IL-6, JAK inhibitors, rituximab increase severe infection risk in inflammatory arthritis
Click Here to Manage Email Alerts
WASHINGTON — Patients with inflammatory arthritis who receive rituximab, interleukin-6 inhibition or Janus kinase inhibitors demonstrate higher severe infection risks vs. TNF inhibitors, according to data presented at ACR Convergence 2024.
“This study was prompted by the need to better understand the risks for severe infections associated with different biologic and targeted synthetic disease-modifying antirheumatic drugs used for treating inflammatory arthritis,” Kasra Moolooghy, MD, MSc, of Arthritis Research Canada and the University of British Columbia, told Healio. “While biologic therapies have transformed inflammatory arthritis treatment by controlling inflammation, concerns remain about their potential side effects, particularly the risk of severe infections.”
Moolooghy added that the growing number of biologic therapies available for inflammatory arthritis can complicate the treatment process.

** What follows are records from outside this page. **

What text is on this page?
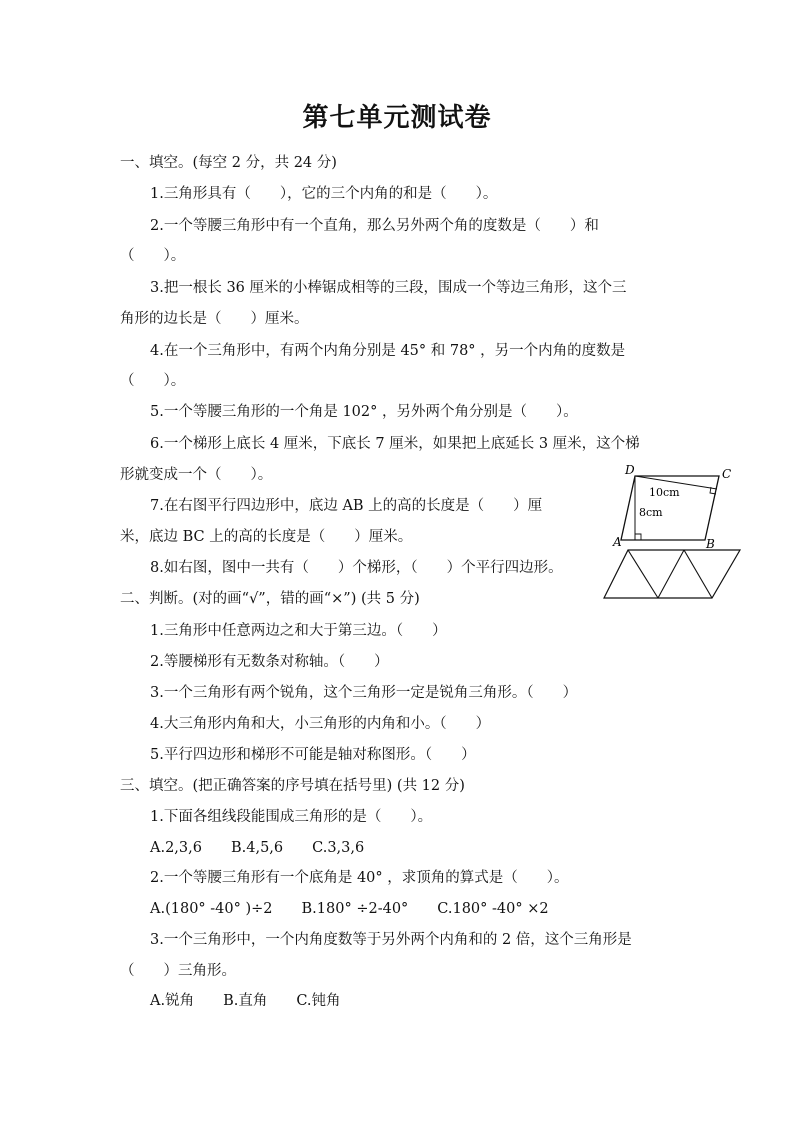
第七单元测试卷
一、填空。(每空 2 分，共 24 分)
1.三角形具有（　　），它的三个内角的和是（　　）。
2.一个等腰三角形中有一个直角，那么另外两个角的度数是（　　）和
（　　）。
3.把一根长 36 厘米的小棒锯成相等的三段，围成一个等边三角形，这个三
角形的边长是（　　）厘米。
4.在一个三角形中，有两个内角分别是 45° 和 78° ，另一个内角的度数是
（　　）。
5.一个等腰三角形的一个角是 102° ，另外两个角分别是（　　）。
6.一个梯形上底长 4 厘米，下底长 7 厘米，如果把上底延长 3 厘米，这个梯
形就变成一个（　　）。
7.在右图平行四边形中，底边 AB 上的高的长度是（　　）厘
米，底边 BC 上的高的长度是（　　）厘米。
8.如右图，图中一共有（　　）个梯形，（　　）个平行四边形。
D	C
A	B
10cm
8cm
二、判断。(对的画“√”，错的画“×”) (共 5 分)
1.三角形中任意两边之和大于第三边。（　　）
2.等腰梯形有无数条对称轴。（　　）
3.一个三角形有两个锐角，这个三角形一定是锐角三角形。（　　）
4.大三角形内角和大，小三角形的内角和小。（　　）
5.平行四边形和梯形不可能是轴对称图形。（　　）
三、填空。(把正确答案的序号填在括号里) (共 12 分)
1.下面各组线段能围成三角形的是（　　）。
A.2,3,6　　B.4,5,6　　C.3,3,6
2.一个等腰三角形有一个底角是 40° ，求顶角的算式是（　　）。
A.(180° -40° )÷2　　B.180° ÷2-40°　　C.180° -40° ×2
3.一个三角形中，一个内角度数等于另外两个内角和的 2 倍，这个三角形是
（　　）三角形。
A.锐角　　B.直角　　C.钝角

“Knowing whether the risk of side effects, like infections, differs between them will help patients and physicians make decisions about which agent to choose,” he said.
To compare severe infection risks among the various classes of biologic and targeted synthetic DMARDs in inflammatory arthritis, Moolooghy and colleagues conducted a population-based cohort study of administrative health data from Canada’s universal health care system. Eligible patients started treatment between January 1996 and December 2021 for rheumatoid arthritis, psoriasis, psoriatic arthritis or ankylosing spondylitis, and were followed until December 2022. The number of infections requiring hospitalization served as the primary endpoint.
“Given that previous studies have mostly focused on specific drugs rather than comparing all biologic or traditional synthetic DMARD classes in the same sample, there is limited evidence on the risk differences across these classes, especially outside of anti-TNF agents,” Moolooghy said. “The study aimed to fill this gap by providing real-world data from a large population sample, with long follow-up periods, to better inform patients and health care providers about these risks across different treatment options.”
The final analysis included data for 24,005 patients who had been followed for a mean duration of 6.2 years (standard deviation, 5) after initiating DMARD therapy.
Overall, 54,803 treatment courses underwent analysis, with 59% of those for RA, 26% for PsA and 15% for ankylosing spondylitis. The mean duration of treatment was 2.7 years (SD, 3.2).
According to the researchers, the 1-year risk for severe infections was significantly higher with IL-6 inhibition (aRR = 1.52; P < .01) and rituximab (Rituxan, Genentech) (aRR = 1.36; P < .01), compared with TNF inhibition.
At 5 years, infection risk was highest with JAK inhibition (aRR = 1.38; P < .01), followed by IL-6 inhibition and rituximab. A similar trend persisted through 10 years, according to the researchers.
“This risk was notable across different follow-up periods of 1, 5, and 10 years, indicating that the risk persists over time,” Moolooghy said. “The magnitude of the increased risk, however, was quite small.”
No differences in infection risk were observed for abatacept (Orencia, Bristol Myers Squibb), IL-17 inhibition or IL-23 inhibition, compared with the TNF inhibitors.
Moolooghy suggested that, despite adjustments, residual confounding and channeling bias may persist.
“There are more nuances when interpreting the results, especially when delving deeper into subgroup analyses,” he said. “For instance, when only considering biologic or traditional synthetic DMARD use for the treatment of RA, only treatment with rituximab was associated with an increased risk for infection, relative to anti-TNF, and not anti-IL6 or JAK inhibition. Treatment with anti-IL-23 for psoriatic diseases was associated with a lower risk of infection.”
Despite these nuances, there is much to be learned from these findings, according to Moolooghy.
“Infection risk varies among different classes of biologic or traditional synthetic DMARDs for inflammatory arthritis,” he said. “This real-world evidence emphasizes the importance of considering patient-specific risk factors, such as age and comorbidities, when selecting treatments, especially for those at higher infection risk. Ultimately, these findings can help inform individualized treatment decisions when weighing the risks and benefits of different medications.”